Talking Food and Politics at the Coop

Friday's Wordsprouts reading at the Park Slope Food Coop brings together three different ways to think about food.

Fran Hawthorne recently gave a reading at of The Overloaded Liberal, her guide to navigating the complex choices involved in ethical living and consumption. As she took the stand, the person introducing her joked, “Obviously she lives in Park Slope.”

The primary locus for the neighborhood’s ethical living notoriety, is, of course, the Park Slope Food Coop, so it’s fitting that Hawthorne should be participating in a there on Friday night. A current Coop member with an off-and-on relationship spanning nearly twenty years, Hawthorne even devoted a whole section in her book to examining the choices the Coop coordinators make to offer products that meet their customers' high standards of both palate and conscience.

“I think half the people I interviewed in the book are from Park Slope,” Hawthorne said.

Hawthorne will be discussing The Overloaded Liberal on Friday night at 7 p.m. as part of a regular series at the Coop called Wordsprouts.
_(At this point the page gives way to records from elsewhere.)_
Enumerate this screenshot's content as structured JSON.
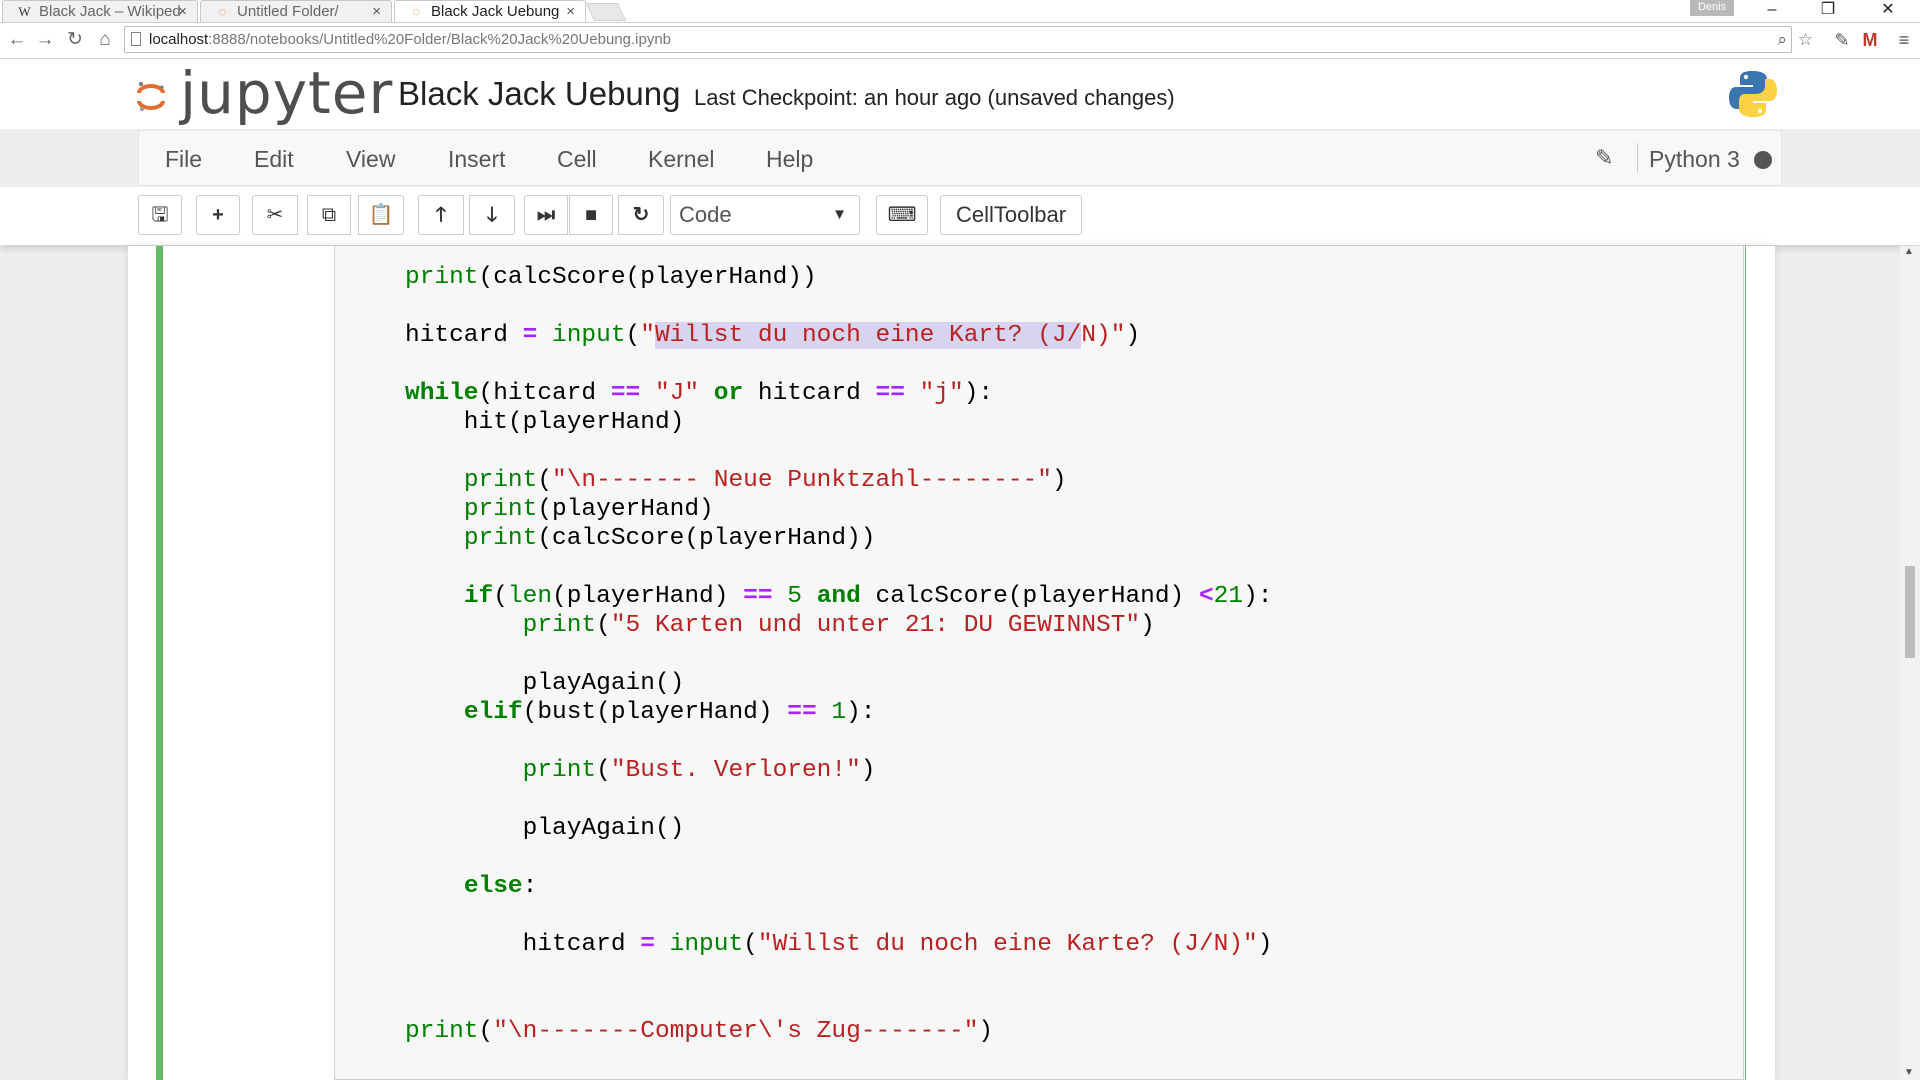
{
  "browser": {
    "tabs": [
      {
        "label": "Black Jack – Wikiped",
        "favicon": "W",
        "active": false
      },
      {
        "label": "Untitled Folder/",
        "favicon": "jupyter-icon",
        "active": false
      },
      {
        "label": "Black Jack Uebung",
        "favicon": "jupyter-icon",
        "active": true
      }
    ],
    "profile_label": "Denis",
    "url_host": "localhost",
    "url_rest": ":8888/notebooks/Untitled%20Folder/Black%20Jack%20Uebung.ipynb"
  },
  "header": {
    "logo_text": "jupyter",
    "notebook_name": "Black Jack Uebung",
    "checkpoint": "Last Checkpoint: an hour ago (unsaved changes)"
  },
  "menu": {
    "items": [
      "File",
      "Edit",
      "View",
      "Insert",
      "Cell",
      "Kernel",
      "Help"
    ],
    "kernel": "Python 3"
  },
  "toolbar": {
    "cell_type": "Code",
    "celltoolbar_label": "CellToolbar"
  },
  "cell": {
    "lines": [
      "print(calcScore(playerHand))",
      "",
      "hitcard = input(\"Willst du noch eine Kart? (J/N)\")",
      "",
      "while(hitcard == \"J\" or hitcard == \"j\"):",
      "    hit(playerHand)",
      "",
      "    print(\"\\n------- Neue Punktzahl--------\")",
      "    print(playerHand)",
      "    print(calcScore(playerHand))",
      "",
      "    if(len(playerHand) == 5 and calcScore(playerHand) <21):",
      "        print(\"5 Karten und unter 21: DU GEWINNST\")",
      "",
      "        playAgain()",
      "    elif(bust(playerHand) == 1):",
      "",
      "        print(\"Bust. Verloren!\")",
      "",
      "        playAgain()",
      "",
      "    else:",
      "",
      "        hitcard = input(\"Willst du noch eine Karte? (J/N)\")",
      "",
      "",
      "print(\"\\n-------Computer\\'s Zug-------\")"
    ]
  }
}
This week’s event is called “On Food: Writers Talk Recipes, Politics, and Culinary Delights.” Hawthorne will be joined by Jan Poppendieck reading Free for All: Fixing School Food in America, and Melissa Vaughan discussing The New Brooklyn Cookbook.

“There’s so much to say about food,” Hawthorne marveled. “We’re three authors with three different angles and you could have a dozen more authors with a dozen other angles.”

As part of her reading, Hawthorne will be addressing an issue sure to be on the minds of many Coop members: can an ethical liberal eat meat?  

Curated by writers Paula Bernstein and Paola Corso, Wordsprouts is a semi-monthly event that’s free and open to the community.

“The idea of the series is to encourage writing, but even more than that, it’s to encourage community and making connections with fellow Coop members outside of the produce aisle,” said Bernstein. Organizing the events also helps Bernstein and Corso fulfill the dreaded Coop work credit.

But Bernstein, who got involved with the series after conducting a memoir-writing workshop at the Coop, finds the work fulfilling in other ways as well.

“I think you generally get a very inquisitive and intellectually curious audience, and people who support creativity,” she said.